Sergeant Williams shook his head. “A gasket blew on the generator fuel pump when they were switching it from one tank to another. Eighty big hospitals in the city, plus hundreds of clinics, are all gonna come crashing down soon. We’re near three days without power—even without equipment failure, none of them have reserves to last past five days on generator, and there’s little refueling in sight.” He dunked his bread into the soup. “Worst is the water. Department of Environmental Protection shut down tunnels two and three out at Hillview Reservoir when a system malfunction said sewage had spilled over, but when they found it was just a glitch, they couldn’t open the tunnels again. Pure genius. Control systems are screwed, or some such nonsense.”

“Can’t they do something?”

“Ninety percent of city water flows in from there.

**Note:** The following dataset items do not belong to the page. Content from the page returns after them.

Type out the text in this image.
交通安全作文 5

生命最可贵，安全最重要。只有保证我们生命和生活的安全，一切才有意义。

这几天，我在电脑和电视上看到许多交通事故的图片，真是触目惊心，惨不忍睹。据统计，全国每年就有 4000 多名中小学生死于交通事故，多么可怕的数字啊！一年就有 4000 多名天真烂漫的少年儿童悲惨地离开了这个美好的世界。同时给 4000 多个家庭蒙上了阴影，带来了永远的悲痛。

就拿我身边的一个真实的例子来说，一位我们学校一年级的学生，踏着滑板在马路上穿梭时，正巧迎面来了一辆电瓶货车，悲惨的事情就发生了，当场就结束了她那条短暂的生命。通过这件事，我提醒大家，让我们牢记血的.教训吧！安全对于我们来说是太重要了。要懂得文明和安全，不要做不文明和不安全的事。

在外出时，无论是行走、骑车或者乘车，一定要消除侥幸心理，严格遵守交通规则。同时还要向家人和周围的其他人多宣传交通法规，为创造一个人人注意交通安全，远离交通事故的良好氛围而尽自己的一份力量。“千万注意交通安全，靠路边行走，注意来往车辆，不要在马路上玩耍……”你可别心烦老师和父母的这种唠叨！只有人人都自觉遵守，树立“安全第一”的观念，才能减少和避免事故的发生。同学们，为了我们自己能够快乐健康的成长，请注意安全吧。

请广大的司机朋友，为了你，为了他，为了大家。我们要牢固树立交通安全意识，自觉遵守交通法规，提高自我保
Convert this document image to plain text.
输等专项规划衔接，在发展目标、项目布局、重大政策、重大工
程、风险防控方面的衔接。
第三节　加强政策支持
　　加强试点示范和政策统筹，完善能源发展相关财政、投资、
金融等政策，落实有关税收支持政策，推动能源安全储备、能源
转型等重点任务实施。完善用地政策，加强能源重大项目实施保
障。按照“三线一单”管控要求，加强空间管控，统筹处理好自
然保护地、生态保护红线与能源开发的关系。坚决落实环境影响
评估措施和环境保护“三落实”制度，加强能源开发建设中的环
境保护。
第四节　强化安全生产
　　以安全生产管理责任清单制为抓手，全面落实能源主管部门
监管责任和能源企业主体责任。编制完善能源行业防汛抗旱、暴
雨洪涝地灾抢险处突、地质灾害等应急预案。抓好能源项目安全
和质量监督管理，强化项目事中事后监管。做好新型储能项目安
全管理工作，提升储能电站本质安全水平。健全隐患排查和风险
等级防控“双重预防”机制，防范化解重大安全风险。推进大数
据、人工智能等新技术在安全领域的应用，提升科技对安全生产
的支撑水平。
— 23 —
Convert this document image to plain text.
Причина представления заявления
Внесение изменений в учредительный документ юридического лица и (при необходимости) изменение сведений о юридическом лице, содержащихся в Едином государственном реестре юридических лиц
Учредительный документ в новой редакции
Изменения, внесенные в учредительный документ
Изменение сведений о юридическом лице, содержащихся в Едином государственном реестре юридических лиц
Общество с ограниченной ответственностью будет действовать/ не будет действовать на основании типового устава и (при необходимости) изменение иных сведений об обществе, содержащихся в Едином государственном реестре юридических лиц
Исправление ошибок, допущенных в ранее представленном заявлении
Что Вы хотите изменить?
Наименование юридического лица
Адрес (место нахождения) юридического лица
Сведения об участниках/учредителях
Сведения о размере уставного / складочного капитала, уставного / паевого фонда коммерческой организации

They’re going to have to blow the tunnel controls, but even then, with no flowing water for a few days at these temperatures, the smaller pipes are probably frozen up already. Not long till people start hacking into the ice on the East River to drink that polluted slop. Eight million people on this island are going to die of thirst before they freeze to death.”

I stopped eating my soup and put both feet back on the ground, despite the pain it sent shooting up my legs. “So where’s the cavalry?”

“FEMA?” he laughed, but then stopped himself. “They’re doing their damnedest, but there’s no contingency for rescuing sixty million people. Networks are all down, and they can’t even find their people or equipment. Boston is as bad as us, add a frozen storm surge when that nor’easter hit, and more of the same story in Hartford, Philly, Baltimore.”

“Didn’t the president order the military in?”

He sighed. “Even Washington is up this creek, son. We haven’t heard anything from there for the last day, like they’ve dropped into a black hole. Starting with the bird flu scare, the entire country’s been thrown into chaos. At least from what we hear, and that’s damned little.”

“Have you even seen the military?”

“They showed up, but they have their knickers in a twist over the unidentified targets, thinking we’re in some kind of new drone war and cranked up on DEFCON 2 to protect a country that’s disintegrating behind the fences. Idiots are getting set to launch a war on the other side of the world while we starve and freeze over here. And still nobody has any idea what the hell happened.”

“But somebody’s done something.”

“Yeah, somebody has done something.”

I looked around the crowded room. “I’ve got my family here. Should we get out, get to an evacuation center?”

“Evacuate to where? It’s a frozen wasteland out there, and even if you had somewhere to go, how would you get there?” He took a deep breath and reached out to hold one of my hands. It was an intimate gesture I wasn’t expecting. “Do you have somewhere safe? Somewhere warm?”

I nodded.

“Stay there then, get clean water, and keep your head down. We’ll sort this out. Con Edison says they’ll have power in a few days, and after that the rest will sort itself out.” He let go of my hand, leaning back to rub his eyes. “One more thing.”

I put my spoon down and waited.

“There’s another storm coming, nearly as bad as the first.”

“When?”

“Tomorrow.”

I stared at him.

In barely a whisper he added, “God help us all.”